Legal framework for Russia’s corporate actions reform approved
14 July 2015 | 1966 views | 0
Source: National Settlement Depository
The year 2014 saw the launch of the corporate actions reform in Russia which was initiated by the Russian central securities depository and backed by securities market participants.
In 2015, the legal framework for the reform was approved: on 29 June 2015, the President of the Russian Federation signed Federal Law No. 210-FZ “On Making Amendments to Certain Laws of the Russian Federation and Repeal of Some Provisions of Certain Laws of the Russian Federation”.
Federal Law No. 210-FZ makes amendments to the Federal Laws “On Joint-Stock Companies”, “On the Securities Market”, and “On the Central Securities Depository”, which reflect the key aspects of the corporate actions reform. In particular, the new statutory provisions:
* Change the approach to the drawing up of a list of security holders;
* Introduce a new procedure for exercising security holders’ rights in the course of corporate actions in a centralized manner through securities depositories or registrars;
* Authorize the central securities depository to determine electronic data interchange formats to be used for the purpose of exercising rights attached to securities;
* Introduce new methods of participation in general meetings of security holders, such as e-proxy voting through a securities depository, or e-voting on a web site; and
* Provide for the establishment of a corporate information center under the auspices of the Russian central securities depository.
The above changes will take effect on 1 July 2016.
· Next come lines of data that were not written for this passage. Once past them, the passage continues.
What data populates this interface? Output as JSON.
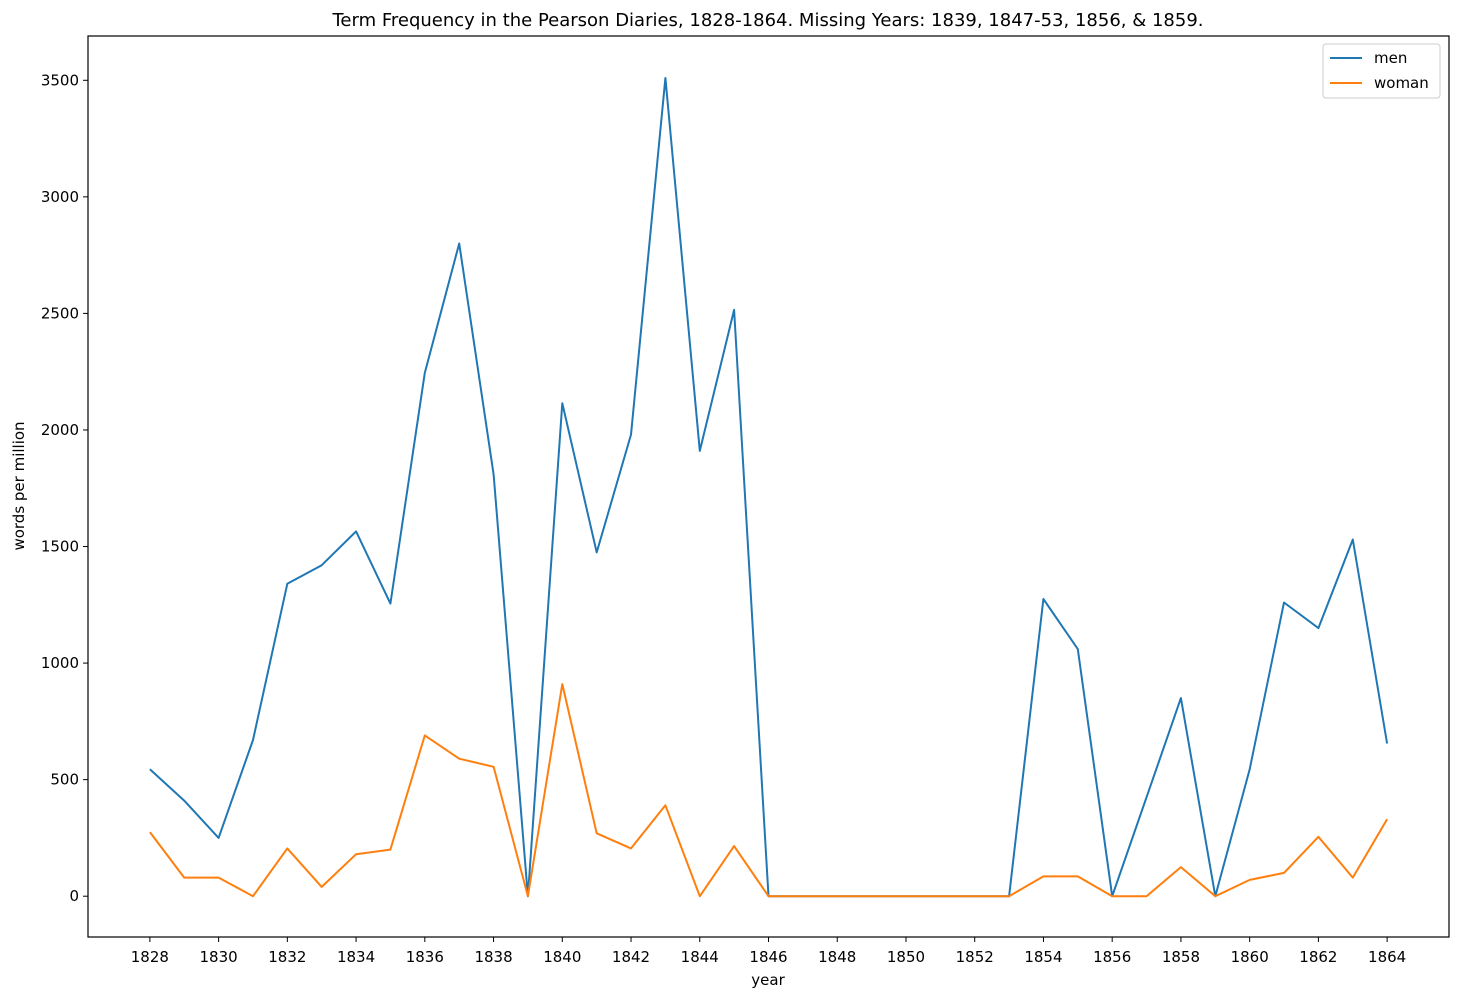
{
  "chart_data": {
    "type": "line",
    "title": "Term Frequency in the Pearson Diaries, 1828-1864. Missing Years: 1839, 1847-53, 1856, & 1859.",
    "xlabel": "year",
    "ylabel": "words per million",
    "xlim": [
      1826.2,
      1865.8
    ],
    "ylim": [
      -175,
      3690
    ],
    "x_ticks": [
      1828,
      1830,
      1832,
      1834,
      1836,
      1838,
      1840,
      1842,
      1844,
      1846,
      1848,
      1850,
      1852,
      1854,
      1856,
      1858,
      1860,
      1862,
      1864
    ],
    "y_ticks": [
      0,
      500,
      1000,
      1500,
      2000,
      2500,
      3000,
      3500
    ],
    "legend_position": "top-right",
    "grid": false,
    "x": [
      1828,
      1829,
      1830,
      1831,
      1832,
      1833,
      1834,
      1835,
      1836,
      1837,
      1838,
      1839,
      1840,
      1841,
      1842,
      1843,
      1844,
      1845,
      1846,
      1847,
      1848,
      1849,
      1850,
      1851,
      1852,
      1853,
      1854,
      1855,
      1856,
      1857,
      1858,
      1859,
      1860,
      1861,
      1862,
      1863,
      1864
    ],
    "series": [
      {
        "name": "men",
        "color": "#1f77b4",
        "values": [
          545,
          410,
          250,
          670,
          1340,
          1420,
          1565,
          1255,
          2245,
          2800,
          1810,
          0,
          2115,
          1475,
          1980,
          3510,
          1910,
          2515,
          0,
          0,
          0,
          0,
          0,
          0,
          0,
          0,
          1275,
          1060,
          0,
          425,
          850,
          0,
          545,
          1260,
          1150,
          1530,
          655
        ]
      },
      {
        "name": "woman",
        "color": "#ff7f0e",
        "values": [
          275,
          80,
          80,
          0,
          205,
          40,
          180,
          200,
          690,
          590,
          555,
          0,
          910,
          270,
          205,
          390,
          0,
          215,
          0,
          0,
          0,
          0,
          0,
          0,
          0,
          0,
          85,
          85,
          0,
          0,
          125,
          0,
          70,
          100,
          255,
          80,
          330
        ]
      }
    ]
  }
}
Changes Affecting Investors
The changes will contribute to greater protection of investors holding Russian local securities, as well as to the reduction of costs for participation in corporate actions. Before, there existed different approaches that were used for the processing of similar corporate actions in the Russian market, which resulted in extra costs and risks for investors. The new statutory provisions allow for the implementation of the international standards for corporate actions processing, including the use of ISO standards in formalized electronic data interchange. E-voting and e-proxy voting will allow security holders to remotely participate in corporate actions. In addition, thanks to the possibility for investors to exercise their rights attached to securities through a securities depository, investors will be able to receive a full range of securities services provided by the same organization, i.e., the securities depository. Thus, an investor will be able to exercise all of his rights attached to securities wherever the investor is located.
Changes Affecting Professional Securities Market Participants
Before, issuers used to interact with shareholders without involvement of securities depositories or registrars. In accordance with the new statutory provisions, all corporate actions will be processed in a centralized manner through securities depositories or registrars. Both professional securities market participants and investors will have access to NSD as a single source of official information on corporate actions, and such information will have a priority over any other information. To enable issuers, registrars, and NSD’s clients to comply with the new laws, a new service will be launched - a dedicated web client that will be a primary channel for communications between the central securities depository and securities market participants in the course of corporate actions reporting and processing. Securities market participants will also be able to use the SWIFT system and the web-service to communicate with NSD. The introduction of electronic data interchange as part of the reform will allow issuers to reduce their costs for providing information on corporate actions in hard copy.
New Method of Exercising Rights Attached to Securities and Exercisable through Nominee Holders Only
A number of amendments made to the Federal Law “On Joint-Stock Companies” need to be mentioned specifically. Such amendments require that certain rights attached to securities be only exercised through nominee holders, i.e., through persons responsible for the recordkeeping of rights to securities:
• pre-emptive right;
• acquisition of securities by the issuing company;
• share repurchase by the issuing company at shareholders’ request;
• voluntary tender offer to purchase shares;
• mandatory tender offer to purchase shares;
• mandatory purchase of shares from minority shareholders by a shareholder with a 95%+ interest; and
• redemption of securities.
Communications between the central securities depository and registrars and NSD’s clients in connection with the above corporate actions will be maintained in electronic format only, without using hard copy documents.
E-proxy Voting and E-voting
The corporate actions reform in the Russian securities market will bring about the new methods of security holders’ participation in general meetings:
* E-proxy voting. In accordance with this method, an investor will submit electronic voting instructions through the securities depository that provides services to the investor. However, the investor will still be able to attend general meetings either personally or by proxy. This method has been available earlier and is now confirmed by the new law.
* E-voting. This method implies voting through an electronic system (such as a web site) that allows for the submission and calculation of votes. This method does not require the use of hard-copy documents or personal attendance.